私は本当に今幸せで、過去に未練などまったくない。

過去は過去であって、今はまた違う現実があり、未来はいくらでも変えることができる。
彼女にも、この先幸せになって欲しいと、そう思った……。



「えっ!? 元カレの彼女だった人に会った?」

「はい。 今は、シングルマザーだって言ってましたけど」


夕食が終わり、キッチンで食後のコーヒーを淹れている私は、今日産婦人科での出来事を望さんに話した。

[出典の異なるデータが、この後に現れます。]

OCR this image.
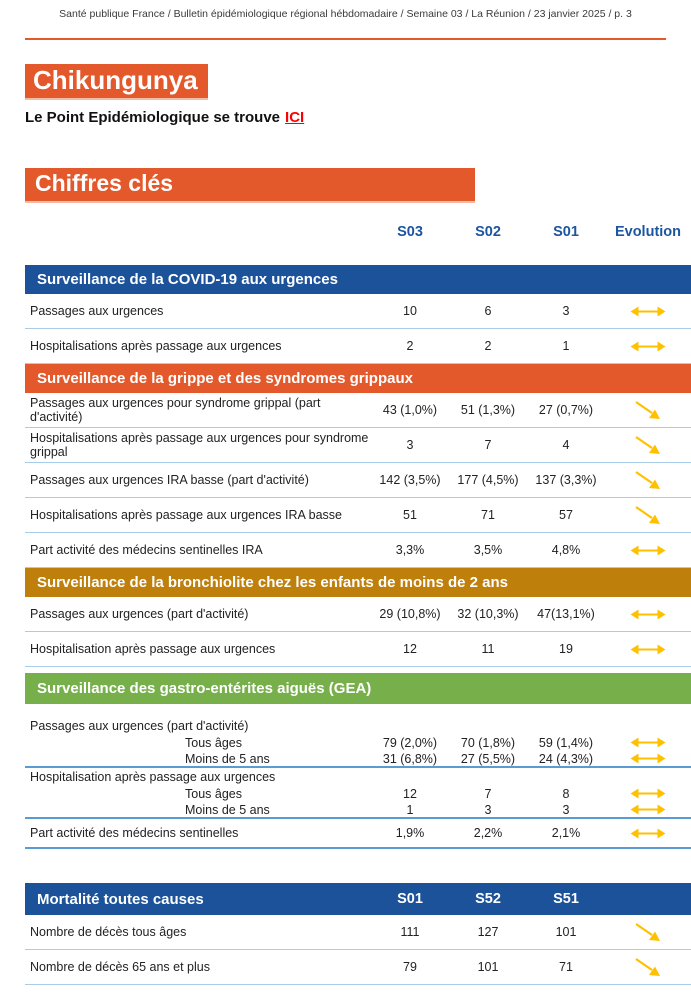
Santé publique France / Bulletin épidémiologique régional hébdomadaire / Semaine 03 / La Réunion / 23 janvier 2025 / p. 3
Chikungunya
Le Point Epidémiologique se trouve ICI
Chiffres clés
S03	S02	S01	Evolution
Surveillance de la COVID-19 aux urgences
Passages aux urgences	10	6	3
Hospitalisations après passage aux urgences	2	2	1
Surveillance de la grippe et des syndromes grippaux
Passages aux urgences pour syndrome grippal (part d'activité)	43 (1,0%)	51 (1,3%)	27 (0,7%)
Hospitalisations après passage aux urgences pour syndrome grippal	3	7	4
Passages aux urgences IRA basse (part d'activité)	142 (3,5%)	177 (4,5%)	137 (3,3%)
Hospitalisations après passage aux urgences IRA basse	51	71	57
Part activité des médecins sentinelles IRA	3,3%	3,5%	4,8%
Surveillance de la bronchiolite chez les enfants de moins de 2 ans
Passages aux urgences (part d'activité)	29 (10,8%)	32 (10,3%)	47(13,1%)
Hospitalisation après passage aux urgences	12	11	19
Surveillance des gastro-entérites aiguës (GEA)
Passages aux urgences (part d'activité)
Tous âges	79 (2,0%)	70 (1,8%)	59 (1,4%)
Moins de 5 ans	31 (6,8%)	27 (5,5%)	24 (4,3%)
Hospitalisation après passage aux urgences
Tous âges	12	7	8
Moins de 5 ans	1	3	3
Part activité des médecins sentinelles	1,9%	2,2%	2,1%
Mortalité toutes causes	S01	S52	S51
Nombre de décès tous âges	111	127	101
Nombre de décès 65 ans et plus	79	101	71
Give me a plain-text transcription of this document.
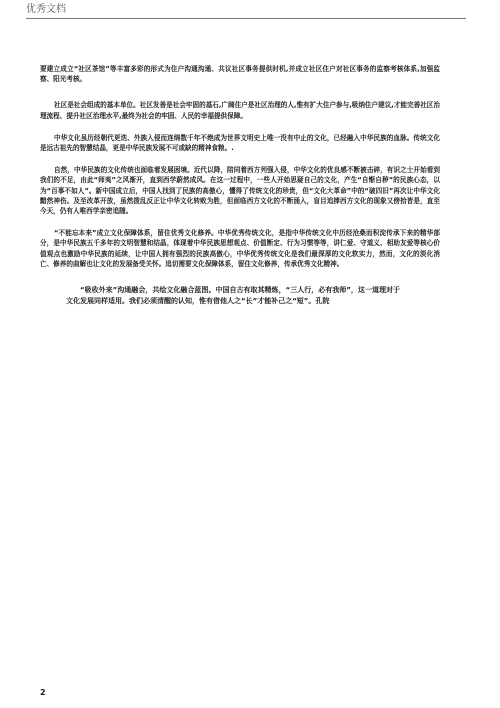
优秀文档

要建立成立“社区茶馆”等丰富多彩的形式为住户沟通沟通、共议社区事务提供时机,并成立社区住户对社区事务的监察考核体系,加强监察、阳光考核。

社区是社会组成的基本单位。社区发善是社会牢固的基石,广阔住户是社区治理的人,惟有扩大住户参与,吸纳住户建议,才能完善社区治理流程、提升社区治理水平,最终为社会的牢固、人民的幸福提供保障。

中华文化虽历经朝代更迭、外族入侵而连绵数千年不绝成为世界文明史上唯一没有中止的文化，已经融入中华民族的血脉。传统文化是远古祖先的智慧结晶，更是中华民族发展不可或缺的精神食粮。.

自然，中华民族的文化传统也面临着发展困境。近代以降，陪同着西方列强入侵，中华文化的优良感不断被击碎，有识之士开始看到我们的不足，由此“师夷”之风渐开，直到西学蔚然成风。在这一过程中，一些人开始思疑自己的文化，产生“自惭自秽”的民族心态，以为“百事不如人”。新中国成立后，中国人找到了民族的高傲心，懂得了传统文化的珍贵，但“文化大革命”中的“破四旧”再次让中华文化黯然神伤。及至改革开放，虽然拨乱反正让中华文化转败为胜，但面临西方文化的不断涌入，盲目追捧西方文化的现象又傍拾皆是，直至今天，仍有人唯西学亲密追随。

“不能忘本来”成立文化保障体系，留住优秀文化修养。中华优秀传统文化，是指中华传统文化中历经沧桑而积淀传承下来的精华部分，是中华民族五千多年的文明智慧和结晶，体现着中华民族思想观点、价值断定、行为习惯等等，讲仁爱、守道义、相助友爱等核心价值观点也激励中华民族的延续，让中国人拥有强烈的民族高傲心，中华优秀传统文化是我们最深厚的文化软实力，然而，文化的淡化消亡、修养的曲解也让文化的发展备受关怀。追切需要文化保障体系，留住文化修养，传承优秀文化精神。

“吸收外来”沟通融会，共绘文化融合蓝图。中国自古有取其精炼，“三人行，必有我师”，这一道理对于文化发展同样适用。我们必须清醒的认知，惟有借他人之“长”才能补己之“短”。孔院

2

今日は望さんの帰宅時間も早く、久しぶりに家族3人の時間だ。

望さんが帰宅時に買ってきてくれたショートケーキと淹れたてのコーヒー、愛加用のオレンジジュースをトレイに乗せると、リビングへと運んだ。

ワイド型テレビの前にあるソファーに腰かけ、ミニテーブルにコーヒーとケーキを並べていく。


「それで、例の彼は?」

「それは、わかりません。 きっとまた、違う女性といるんじゃないでしょうかね……」

「そうか。 水姫、別れて正解だったな」

「そうですね……でも、私は彼女のことを恨んだりしていません」


今日、産婦人科で彼女に出会えたことはなにか意味があったのではないかと思う。

当時はただただ彼女が憎く、一生忘れることなんてできないと思っていた。
でも、彼女はそこまで悪い人ではなかったということが、今日わかったのだ。